The Ever-Changing American Dream: The Labor History Behind Modern Racial Tensions

The labor market inequalities we see in the United States today are rooted in the way economic security has historically been made available for White workers at the expense of Black workers. 

guest article for Labor Press, access it here

As layoff whispers grow and inflation remains high, the uncertainty of whether American workers will have a job that pays enough to survive is fueling a resurgence of unions, which have the highest approval rating by the American public since 1965, according to a recent Gallup poll.
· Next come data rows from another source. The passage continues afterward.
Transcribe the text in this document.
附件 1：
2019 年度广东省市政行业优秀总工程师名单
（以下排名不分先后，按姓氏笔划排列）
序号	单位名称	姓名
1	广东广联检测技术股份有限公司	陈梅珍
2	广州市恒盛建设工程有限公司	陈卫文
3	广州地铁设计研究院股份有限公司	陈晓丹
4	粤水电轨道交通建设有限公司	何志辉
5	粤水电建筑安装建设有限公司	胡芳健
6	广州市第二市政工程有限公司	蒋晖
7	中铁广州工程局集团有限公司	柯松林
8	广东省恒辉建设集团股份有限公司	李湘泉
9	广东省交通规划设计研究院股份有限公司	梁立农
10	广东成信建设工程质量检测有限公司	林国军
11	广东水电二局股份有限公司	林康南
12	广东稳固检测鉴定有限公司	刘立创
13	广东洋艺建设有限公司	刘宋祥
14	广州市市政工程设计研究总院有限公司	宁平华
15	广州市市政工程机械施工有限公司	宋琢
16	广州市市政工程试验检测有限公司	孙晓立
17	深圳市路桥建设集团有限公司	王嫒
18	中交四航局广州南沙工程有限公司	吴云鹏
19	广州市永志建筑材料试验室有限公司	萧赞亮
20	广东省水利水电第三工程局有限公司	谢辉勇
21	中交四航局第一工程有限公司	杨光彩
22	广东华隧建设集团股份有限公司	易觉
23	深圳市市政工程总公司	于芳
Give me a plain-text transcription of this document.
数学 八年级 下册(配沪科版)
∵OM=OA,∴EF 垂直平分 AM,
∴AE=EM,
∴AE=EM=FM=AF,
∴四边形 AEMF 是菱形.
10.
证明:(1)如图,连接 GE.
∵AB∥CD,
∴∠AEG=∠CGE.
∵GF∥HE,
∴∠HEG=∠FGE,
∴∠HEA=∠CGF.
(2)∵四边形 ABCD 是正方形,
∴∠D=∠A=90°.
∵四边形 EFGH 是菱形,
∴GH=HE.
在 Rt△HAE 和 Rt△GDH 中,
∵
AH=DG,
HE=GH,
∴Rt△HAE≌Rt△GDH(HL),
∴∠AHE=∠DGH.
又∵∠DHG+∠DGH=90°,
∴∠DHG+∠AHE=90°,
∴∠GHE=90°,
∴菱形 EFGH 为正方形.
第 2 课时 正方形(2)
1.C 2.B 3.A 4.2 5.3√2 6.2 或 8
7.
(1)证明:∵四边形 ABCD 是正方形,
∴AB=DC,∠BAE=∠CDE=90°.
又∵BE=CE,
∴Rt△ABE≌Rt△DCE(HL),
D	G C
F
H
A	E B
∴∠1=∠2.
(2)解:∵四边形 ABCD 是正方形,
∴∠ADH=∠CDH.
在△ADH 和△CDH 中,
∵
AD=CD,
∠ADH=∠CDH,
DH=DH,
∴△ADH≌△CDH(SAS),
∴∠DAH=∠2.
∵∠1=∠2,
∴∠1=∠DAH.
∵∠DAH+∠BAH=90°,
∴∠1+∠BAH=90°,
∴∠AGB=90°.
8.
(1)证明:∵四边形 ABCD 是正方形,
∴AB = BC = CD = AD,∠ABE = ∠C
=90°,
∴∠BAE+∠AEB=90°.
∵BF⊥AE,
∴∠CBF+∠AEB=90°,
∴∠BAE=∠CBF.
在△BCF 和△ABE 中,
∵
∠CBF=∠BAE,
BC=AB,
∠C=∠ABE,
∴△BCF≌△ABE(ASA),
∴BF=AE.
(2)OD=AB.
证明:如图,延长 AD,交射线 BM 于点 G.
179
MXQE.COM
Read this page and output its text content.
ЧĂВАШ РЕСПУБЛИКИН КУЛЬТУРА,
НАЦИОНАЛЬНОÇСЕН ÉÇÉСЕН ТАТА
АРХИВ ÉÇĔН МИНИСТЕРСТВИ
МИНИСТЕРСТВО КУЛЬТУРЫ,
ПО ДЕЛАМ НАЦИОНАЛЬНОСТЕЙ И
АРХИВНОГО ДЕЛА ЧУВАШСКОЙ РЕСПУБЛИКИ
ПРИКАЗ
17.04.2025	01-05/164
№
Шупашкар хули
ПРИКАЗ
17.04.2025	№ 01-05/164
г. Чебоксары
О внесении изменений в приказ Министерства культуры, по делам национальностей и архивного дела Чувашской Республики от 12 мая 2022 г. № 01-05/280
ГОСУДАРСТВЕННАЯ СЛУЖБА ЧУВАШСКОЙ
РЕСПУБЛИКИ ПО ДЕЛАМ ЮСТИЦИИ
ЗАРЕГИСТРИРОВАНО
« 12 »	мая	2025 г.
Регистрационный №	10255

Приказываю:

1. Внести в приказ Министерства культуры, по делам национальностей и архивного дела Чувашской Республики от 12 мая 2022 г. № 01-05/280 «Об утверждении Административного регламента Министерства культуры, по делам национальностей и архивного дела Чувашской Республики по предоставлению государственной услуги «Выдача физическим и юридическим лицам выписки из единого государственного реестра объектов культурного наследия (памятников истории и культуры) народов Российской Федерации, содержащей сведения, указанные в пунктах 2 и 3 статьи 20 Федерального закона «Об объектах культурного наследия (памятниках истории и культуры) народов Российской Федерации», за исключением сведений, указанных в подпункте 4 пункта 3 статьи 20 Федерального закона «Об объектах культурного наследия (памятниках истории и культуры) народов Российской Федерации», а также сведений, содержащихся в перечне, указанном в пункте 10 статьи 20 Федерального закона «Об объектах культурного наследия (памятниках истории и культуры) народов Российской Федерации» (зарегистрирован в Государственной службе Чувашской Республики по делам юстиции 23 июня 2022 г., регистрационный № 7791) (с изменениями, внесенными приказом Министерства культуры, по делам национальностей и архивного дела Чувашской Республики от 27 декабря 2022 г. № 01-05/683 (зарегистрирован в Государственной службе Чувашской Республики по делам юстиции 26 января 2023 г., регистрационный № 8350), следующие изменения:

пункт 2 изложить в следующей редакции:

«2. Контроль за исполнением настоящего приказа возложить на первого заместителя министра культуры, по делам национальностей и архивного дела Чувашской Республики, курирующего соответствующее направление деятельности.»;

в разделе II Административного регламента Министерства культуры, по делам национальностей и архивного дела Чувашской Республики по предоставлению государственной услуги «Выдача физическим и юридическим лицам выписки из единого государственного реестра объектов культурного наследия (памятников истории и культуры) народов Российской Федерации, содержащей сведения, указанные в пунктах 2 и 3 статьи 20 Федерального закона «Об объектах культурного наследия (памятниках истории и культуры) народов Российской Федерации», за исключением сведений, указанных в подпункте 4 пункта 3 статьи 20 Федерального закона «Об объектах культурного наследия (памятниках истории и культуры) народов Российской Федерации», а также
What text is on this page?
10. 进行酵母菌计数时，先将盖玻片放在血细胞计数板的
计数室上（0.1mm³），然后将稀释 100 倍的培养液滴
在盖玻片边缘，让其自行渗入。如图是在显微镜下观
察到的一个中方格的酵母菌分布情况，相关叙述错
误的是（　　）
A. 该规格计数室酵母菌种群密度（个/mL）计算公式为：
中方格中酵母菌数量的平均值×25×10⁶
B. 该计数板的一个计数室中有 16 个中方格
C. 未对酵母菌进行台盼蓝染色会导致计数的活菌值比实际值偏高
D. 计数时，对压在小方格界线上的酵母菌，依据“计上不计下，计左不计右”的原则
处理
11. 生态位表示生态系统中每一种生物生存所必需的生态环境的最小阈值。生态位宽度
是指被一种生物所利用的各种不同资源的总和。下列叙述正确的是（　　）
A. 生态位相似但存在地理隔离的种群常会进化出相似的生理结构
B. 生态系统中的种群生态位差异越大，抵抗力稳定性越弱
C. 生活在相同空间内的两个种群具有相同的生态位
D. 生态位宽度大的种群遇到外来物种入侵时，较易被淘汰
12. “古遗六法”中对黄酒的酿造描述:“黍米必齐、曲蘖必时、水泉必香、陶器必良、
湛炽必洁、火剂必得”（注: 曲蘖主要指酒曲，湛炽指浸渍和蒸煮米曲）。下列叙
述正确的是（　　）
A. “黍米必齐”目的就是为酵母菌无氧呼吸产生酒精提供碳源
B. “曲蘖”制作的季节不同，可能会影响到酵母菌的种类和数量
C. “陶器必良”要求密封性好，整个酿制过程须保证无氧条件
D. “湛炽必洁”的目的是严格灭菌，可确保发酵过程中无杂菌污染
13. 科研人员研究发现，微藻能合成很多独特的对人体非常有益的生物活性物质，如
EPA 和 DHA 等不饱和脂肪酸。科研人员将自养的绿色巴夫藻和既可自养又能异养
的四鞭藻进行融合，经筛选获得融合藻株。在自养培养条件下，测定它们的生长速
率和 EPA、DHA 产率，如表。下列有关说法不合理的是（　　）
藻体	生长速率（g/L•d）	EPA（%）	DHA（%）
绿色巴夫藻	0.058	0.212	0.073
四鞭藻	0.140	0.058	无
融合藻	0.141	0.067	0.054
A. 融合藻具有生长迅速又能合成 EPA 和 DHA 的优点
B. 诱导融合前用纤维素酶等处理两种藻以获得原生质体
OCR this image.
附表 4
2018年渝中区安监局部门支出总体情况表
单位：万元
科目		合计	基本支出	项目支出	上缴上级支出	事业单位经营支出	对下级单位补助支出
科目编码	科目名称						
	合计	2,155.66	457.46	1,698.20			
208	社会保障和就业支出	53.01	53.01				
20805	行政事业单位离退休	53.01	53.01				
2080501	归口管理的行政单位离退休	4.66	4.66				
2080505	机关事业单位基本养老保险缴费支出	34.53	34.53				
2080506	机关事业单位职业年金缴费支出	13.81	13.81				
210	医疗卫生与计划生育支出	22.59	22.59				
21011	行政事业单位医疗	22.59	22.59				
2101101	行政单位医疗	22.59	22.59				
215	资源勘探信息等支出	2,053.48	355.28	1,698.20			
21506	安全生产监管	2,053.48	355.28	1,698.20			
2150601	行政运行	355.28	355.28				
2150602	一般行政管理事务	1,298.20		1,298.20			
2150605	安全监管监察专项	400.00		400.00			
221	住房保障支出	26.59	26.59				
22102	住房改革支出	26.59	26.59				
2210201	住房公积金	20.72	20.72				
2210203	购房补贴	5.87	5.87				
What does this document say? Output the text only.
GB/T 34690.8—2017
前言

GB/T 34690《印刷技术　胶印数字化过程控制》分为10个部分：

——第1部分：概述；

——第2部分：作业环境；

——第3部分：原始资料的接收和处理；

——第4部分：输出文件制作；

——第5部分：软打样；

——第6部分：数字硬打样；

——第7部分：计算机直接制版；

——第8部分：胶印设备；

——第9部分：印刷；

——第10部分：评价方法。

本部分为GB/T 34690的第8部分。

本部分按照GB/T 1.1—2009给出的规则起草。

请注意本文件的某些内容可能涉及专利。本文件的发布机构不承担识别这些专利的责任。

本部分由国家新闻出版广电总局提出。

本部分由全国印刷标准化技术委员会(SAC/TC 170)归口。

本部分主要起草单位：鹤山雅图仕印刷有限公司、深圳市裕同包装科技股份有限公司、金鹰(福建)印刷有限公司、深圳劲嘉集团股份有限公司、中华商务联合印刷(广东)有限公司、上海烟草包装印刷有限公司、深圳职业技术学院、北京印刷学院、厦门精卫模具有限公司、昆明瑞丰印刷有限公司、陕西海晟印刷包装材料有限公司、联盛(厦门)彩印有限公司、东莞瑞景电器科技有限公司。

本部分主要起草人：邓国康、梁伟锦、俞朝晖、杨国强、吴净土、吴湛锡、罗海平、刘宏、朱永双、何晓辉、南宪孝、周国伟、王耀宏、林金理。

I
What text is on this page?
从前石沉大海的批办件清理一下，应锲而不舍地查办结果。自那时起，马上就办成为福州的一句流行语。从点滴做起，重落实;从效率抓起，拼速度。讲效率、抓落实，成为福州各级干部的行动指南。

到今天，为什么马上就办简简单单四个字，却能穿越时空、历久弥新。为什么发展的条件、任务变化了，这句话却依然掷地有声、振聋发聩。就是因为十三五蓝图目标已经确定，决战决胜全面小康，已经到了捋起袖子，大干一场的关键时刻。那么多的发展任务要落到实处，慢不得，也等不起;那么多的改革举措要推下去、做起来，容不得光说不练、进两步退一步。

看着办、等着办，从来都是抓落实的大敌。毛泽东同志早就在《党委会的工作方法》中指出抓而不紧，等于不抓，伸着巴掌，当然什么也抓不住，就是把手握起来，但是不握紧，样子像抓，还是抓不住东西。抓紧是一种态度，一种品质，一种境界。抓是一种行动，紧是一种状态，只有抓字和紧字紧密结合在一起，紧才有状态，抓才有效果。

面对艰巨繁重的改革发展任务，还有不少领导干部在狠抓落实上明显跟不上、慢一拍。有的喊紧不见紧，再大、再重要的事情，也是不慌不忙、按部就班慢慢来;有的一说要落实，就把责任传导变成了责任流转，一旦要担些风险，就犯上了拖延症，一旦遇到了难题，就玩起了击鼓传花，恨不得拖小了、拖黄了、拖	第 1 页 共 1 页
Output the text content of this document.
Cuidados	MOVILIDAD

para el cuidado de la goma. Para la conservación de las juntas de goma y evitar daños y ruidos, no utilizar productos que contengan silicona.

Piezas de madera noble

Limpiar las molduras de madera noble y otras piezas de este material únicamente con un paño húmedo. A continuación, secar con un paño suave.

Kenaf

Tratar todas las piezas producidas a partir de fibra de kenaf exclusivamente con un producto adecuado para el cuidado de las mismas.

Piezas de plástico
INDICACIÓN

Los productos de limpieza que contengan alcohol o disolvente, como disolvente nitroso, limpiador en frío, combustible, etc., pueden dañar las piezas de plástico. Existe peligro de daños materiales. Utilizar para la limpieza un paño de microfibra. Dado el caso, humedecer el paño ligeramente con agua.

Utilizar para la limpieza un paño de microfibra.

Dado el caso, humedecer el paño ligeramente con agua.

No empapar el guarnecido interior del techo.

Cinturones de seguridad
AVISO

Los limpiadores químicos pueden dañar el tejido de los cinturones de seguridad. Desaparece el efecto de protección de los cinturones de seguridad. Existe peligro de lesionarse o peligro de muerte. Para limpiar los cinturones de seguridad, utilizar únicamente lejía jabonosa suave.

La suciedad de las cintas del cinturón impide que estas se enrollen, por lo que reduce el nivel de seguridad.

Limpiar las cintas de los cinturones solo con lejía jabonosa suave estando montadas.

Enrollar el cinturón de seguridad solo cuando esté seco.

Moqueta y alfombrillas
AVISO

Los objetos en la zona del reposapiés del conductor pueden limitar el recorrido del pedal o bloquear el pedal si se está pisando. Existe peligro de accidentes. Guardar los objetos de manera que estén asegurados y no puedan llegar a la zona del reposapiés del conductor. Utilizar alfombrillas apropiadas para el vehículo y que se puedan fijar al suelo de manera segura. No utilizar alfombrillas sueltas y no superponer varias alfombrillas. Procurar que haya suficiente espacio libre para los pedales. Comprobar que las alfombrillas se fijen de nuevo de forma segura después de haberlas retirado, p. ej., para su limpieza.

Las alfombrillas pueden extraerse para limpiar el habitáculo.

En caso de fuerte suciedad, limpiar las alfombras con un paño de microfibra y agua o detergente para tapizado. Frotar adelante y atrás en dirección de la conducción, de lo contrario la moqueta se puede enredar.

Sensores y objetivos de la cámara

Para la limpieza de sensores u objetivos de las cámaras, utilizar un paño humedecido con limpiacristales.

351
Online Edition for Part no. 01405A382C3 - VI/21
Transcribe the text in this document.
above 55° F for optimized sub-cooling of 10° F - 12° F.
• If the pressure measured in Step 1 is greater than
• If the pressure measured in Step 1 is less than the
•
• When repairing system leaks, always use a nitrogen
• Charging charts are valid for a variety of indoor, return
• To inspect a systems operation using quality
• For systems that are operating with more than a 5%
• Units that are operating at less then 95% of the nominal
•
In Work in Black and White: Striving for the American Dream, a recently published book by the Russell Sage Foundation that I co-authored alongside Dr. Caroline Hanley, we unpack the labor history behind modern racial tensions and expose fault lines in the American Dream. Large swaths of Americans understand economic insecurity in opposition to a nostalgic and romanticized view of the post-World War II period—a time of high living standards, low inequality, and widespread opportunity. But the perception of the postwar period as the heyday of American labor, requires erasing the experiences of non-White workers. 

Our research found that many workers, both Black and White, are living an American nightmare—unending anxiety grounded in the reality of profound economic instability. As a nation, how tightly we hold onto the promise of the American Dream despite rising economic insecurity will define this generation. As unions fight for a living wage, they must reconcile the reality that a good job is only good as long as you have it.

We call on policymakers to pass legislation to rebuild the social safety net to help workers navigate the uncertainties that characterize modern work in America. We need to abandon the racial dog-whistle language of “entitlements,” recognizing that even those attempting to “help themselves” increasingly find that it is not enough.

Get 20 percent off when you purchase the book using code: BRANCH.

Work in Black and White: Imagining a Just Racial Future

Institute for the Study of Global Racial Justice (ISGRJ) Book Talk

The Black body was brought to America to labor. We cannot imagine a just racial future without reckoning with how race continues to shape work and wellbeing.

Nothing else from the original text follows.